Final Project Proposal: Rethinking Film Genre Classification

Author

Tony and Mark

Published

April 20, 2025

github

1 Project Overview

This project investigates whether traditional film genres accurately reflect how movies are created and described. By combining network science and natural language processing, we will analyze collaboration patterns and narrative themes across thousands of films. Using structured data from IMDb and plot summaries from the OMDb API, we aim to build a more data-driven and nuanced taxonomy of film genres that captures the complexity of modern filmmaking.

2 Research Questions

  • Do traditional film genres align with clusters formed by collaboration networks and narrative similarity?

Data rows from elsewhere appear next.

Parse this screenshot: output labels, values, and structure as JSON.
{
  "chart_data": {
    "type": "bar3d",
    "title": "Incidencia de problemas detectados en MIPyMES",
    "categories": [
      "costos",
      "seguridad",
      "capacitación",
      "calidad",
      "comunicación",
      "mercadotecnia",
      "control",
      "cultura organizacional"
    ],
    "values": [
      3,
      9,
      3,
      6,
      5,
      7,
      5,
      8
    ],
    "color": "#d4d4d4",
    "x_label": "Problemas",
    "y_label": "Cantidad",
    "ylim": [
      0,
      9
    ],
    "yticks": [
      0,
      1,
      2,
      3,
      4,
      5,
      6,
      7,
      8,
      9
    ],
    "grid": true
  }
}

  • Can we detect hidden sub-genres within broad categories like “War” and “Romance” using computational analysis?

  • How have genre boundaries shifted since 2000, and what new categories might better reflect today’s films?

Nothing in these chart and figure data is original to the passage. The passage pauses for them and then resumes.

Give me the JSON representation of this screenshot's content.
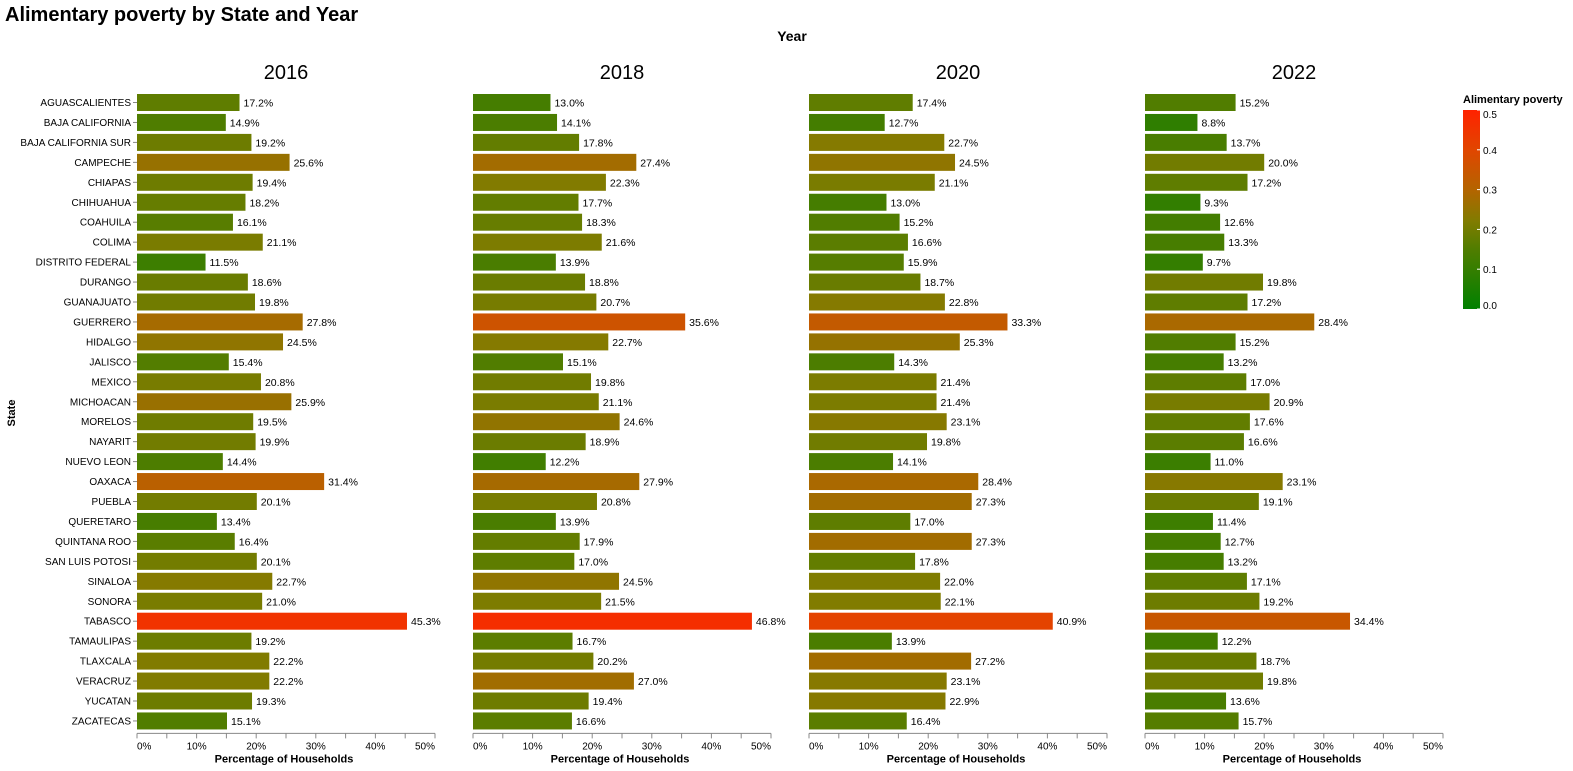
{
  "chart_data": {
    "type": "bar",
    "title": "Alimentary poverty by State and Year",
    "column_title": "Year",
    "ylabel": "State",
    "xlabel": "Percentage of Households",
    "xlim": [
      0,
      0.5
    ],
    "x_ticks": [
      "0%",
      "10%",
      "20%",
      "30%",
      "40%",
      "50%"
    ],
    "categories": [
      "AGUASCALIENTES",
      "BAJA CALIFORNIA",
      "BAJA CALIFORNIA SUR",
      "CAMPECHE",
      "CHIAPAS",
      "CHIHUAHUA",
      "COAHUILA",
      "COLIMA",
      "DISTRITO FEDERAL",
      "DURANGO",
      "GUANAJUATO",
      "GUERRERO",
      "HIDALGO",
      "JALISCO",
      "MEXICO",
      "MICHOACAN",
      "MORELOS",
      "NAYARIT",
      "NUEVO LEON",
      "OAXACA",
      "PUEBLA",
      "QUERETARO",
      "QUINTANA ROO",
      "SAN LUIS POTOSI",
      "SINALOA",
      "SONORA",
      "TABASCO",
      "TAMAULIPAS",
      "TLAXCALA",
      "VERACRUZ",
      "YUCATAN",
      "ZACATECAS"
    ],
    "series": [
      {
        "name": "2016",
        "values": [
          0.172,
          0.149,
          0.192,
          0.256,
          0.194,
          0.182,
          0.161,
          0.211,
          0.115,
          0.186,
          0.198,
          0.278,
          0.245,
          0.154,
          0.208,
          0.259,
          0.195,
          0.199,
          0.144,
          0.314,
          0.201,
          0.134,
          0.164,
          0.201,
          0.227,
          0.21,
          0.453,
          0.192,
          0.222,
          0.222,
          0.193,
          0.151
        ],
        "labels": [
          "17.2%",
          "14.9%",
          "19.2%",
          "25.6%",
          "19.4%",
          "18.2%",
          "16.1%",
          "21.1%",
          "11.5%",
          "18.6%",
          "19.8%",
          "27.8%",
          "24.5%",
          "15.4%",
          "20.8%",
          "25.9%",
          "19.5%",
          "19.9%",
          "14.4%",
          "31.4%",
          "20.1%",
          "13.4%",
          "16.4%",
          "20.1%",
          "22.7%",
          "21.0%",
          "45.3%",
          "19.2%",
          "22.2%",
          "22.2%",
          "19.3%",
          "15.1%"
        ]
      },
      {
        "name": "2018",
        "values": [
          0.13,
          0.141,
          0.178,
          0.274,
          0.223,
          0.177,
          0.183,
          0.216,
          0.139,
          0.188,
          0.207,
          0.356,
          0.227,
          0.151,
          0.198,
          0.211,
          0.246,
          0.189,
          0.122,
          0.279,
          0.208,
          0.139,
          0.179,
          0.17,
          0.245,
          0.215,
          0.468,
          0.167,
          0.202,
          0.27,
          0.194,
          0.166
        ],
        "labels": [
          "13.0%",
          "14.1%",
          "17.8%",
          "27.4%",
          "22.3%",
          "17.7%",
          "18.3%",
          "21.6%",
          "13.9%",
          "18.8%",
          "20.7%",
          "35.6%",
          "22.7%",
          "15.1%",
          "19.8%",
          "21.1%",
          "24.6%",
          "18.9%",
          "12.2%",
          "27.9%",
          "20.8%",
          "13.9%",
          "17.9%",
          "17.0%",
          "24.5%",
          "21.5%",
          "46.8%",
          "16.7%",
          "20.2%",
          "27.0%",
          "19.4%",
          "16.6%"
        ]
      },
      {
        "name": "2020",
        "values": [
          0.174,
          0.127,
          0.227,
          0.245,
          0.211,
          0.13,
          0.152,
          0.166,
          0.159,
          0.187,
          0.228,
          0.333,
          0.253,
          0.143,
          0.214,
          0.214,
          0.231,
          0.198,
          0.141,
          0.284,
          0.273,
          0.17,
          0.273,
          0.178,
          0.22,
          0.221,
          0.409,
          0.139,
          0.272,
          0.231,
          0.229,
          0.164
        ],
        "labels": [
          "17.4%",
          "12.7%",
          "22.7%",
          "24.5%",
          "21.1%",
          "13.0%",
          "15.2%",
          "16.6%",
          "15.9%",
          "18.7%",
          "22.8%",
          "33.3%",
          "25.3%",
          "14.3%",
          "21.4%",
          "21.4%",
          "23.1%",
          "19.8%",
          "14.1%",
          "28.4%",
          "27.3%",
          "17.0%",
          "27.3%",
          "17.8%",
          "22.0%",
          "22.1%",
          "40.9%",
          "13.9%",
          "27.2%",
          "23.1%",
          "22.9%",
          "16.4%"
        ]
      },
      {
        "name": "2022",
        "values": [
          0.152,
          0.088,
          0.137,
          0.2,
          0.172,
          0.093,
          0.126,
          0.133,
          0.097,
          0.198,
          0.172,
          0.284,
          0.152,
          0.132,
          0.17,
          0.209,
          0.176,
          0.166,
          0.11,
          0.231,
          0.191,
          0.114,
          0.127,
          0.132,
          0.171,
          0.192,
          0.344,
          0.122,
          0.187,
          0.198,
          0.136,
          0.157
        ],
        "labels": [
          "15.2%",
          "8.8%",
          "13.7%",
          "20.0%",
          "17.2%",
          "9.3%",
          "12.6%",
          "13.3%",
          "9.7%",
          "19.8%",
          "17.2%",
          "28.4%",
          "15.2%",
          "13.2%",
          "17.0%",
          "20.9%",
          "17.6%",
          "16.6%",
          "11.0%",
          "23.1%",
          "19.1%",
          "11.4%",
          "12.7%",
          "13.2%",
          "17.1%",
          "19.2%",
          "34.4%",
          "12.2%",
          "18.7%",
          "19.8%",
          "13.6%",
          "15.7%"
        ]
      }
    ],
    "legend": {
      "title": "Alimentary poverty",
      "placement": "top-right",
      "domain": [
        0,
        0.5
      ],
      "ticks": [
        "0.0",
        "0.1",
        "0.2",
        "0.3",
        "0.4",
        "0.5"
      ],
      "colors": [
        "#008000",
        "#ff2200"
      ]
    },
    "grid": false
  }
}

  • What is the relationship between collaboration networks (director-actor-writer teams) and film themes?

3 Data Sources

  • Primary Dataset: IMDb non-commercial datasets including title.basics.tsv, title.crew.tsv, title.principals.tsv, name.basics.tsv, and title.ratings.tsv
  • Secondary Dataset: Plot summaries and additional metadata from the OMDb API
  • Scope: U.S. films released from 2000 to present with significant audience reception (>10,000 ratings)

4 Methodology

4.1 Network Analysis (NetworkX)

We will construct and analyze multiple types of networks:

  1. Collaboration Networks:
  • Nodes will represent directors, writers, and actors
  • Edges will indicate collaborations on specific films
  • We will apply community detection algorithms (e.g., Louvain or Label Propagation) to uncover professional clusters
  1. Film Similarity Networks:
  • Nodes will represent individual films
  • Edges will encode similarity based on overlapping cast or crew
  • Centrality measures (e.g., degree, betweenness) will highlight influential or bridging films within and across genres

4.2 Natural Language Processing (NLTK)

We will apply natural language processing (NLP) techniques to analyze plot summaries:

  1. Topic Modeling: Use Latent Dirichlet Allocation (LDA) to detect narrative themes across genres

  2. Sentiment Analysis: Apply tools like VADER or TextBlob to score emotional tone and visualize sentiment patterns by genre

  3. Terminology Analysis: Identify distinctive keywords and phrases that characterize different types of films

4.3 Integrated Analysis

  1. Compare network-based film communities with theme-based clusters from topic modeling
  2. Quantify divergence from IMDb genre labels using clustering metrics (e.g., Adjusted Rand Index)
  3. Create interactive visualizations (e.g., network graphs or genre maps) to illustrate relationships and hybrid categories

5 Expected Outcomes

  1. A revised, data-driven genre taxonomy that reveals:
  • Sub-genres hidden within broad categories
  • Cross-genre hybrids that resist traditional labels
  • New genre groupings emerging in 21st-century filmmaking
  1. Interactive tools for exploring genre networks and relationships

  2. Insights and recommendations for improving content tagging and discovery systems on streaming platforms

6 Significance

This project can enhance how content is organized, discovered, and recommended in the entertainment industry. A more accurate understanding of genres allows us to:

  • Improve the accuracy of recommendation algorithms
  • Support more effective audience targeting through better content tagging
  • Reveal emerging trends in storytelling and production
  • Offer deeper insights into audience preferences and evolving film styles

7 References

  1. IMDb Non-Commercial Datasets: https://developer.imdb.com/non-commercial-datasets/
  2. OMDb API Documentation: http://www.omdbapi.com/
  3. Wasserman, S., & Faust, K. (1994). Social Network Analysis: Methods and Applications.
  4. Blei, D. M., Ng, A. Y., & Jordan, M. I. (2003). Latent Dirichlet Allocation.
  5. Suen, C., Huang, S., Eksombatchai, C., Sosic, R., & Leskovec, J. (2018). NIPS: Automatic construction of movie recommenders via social network analysis.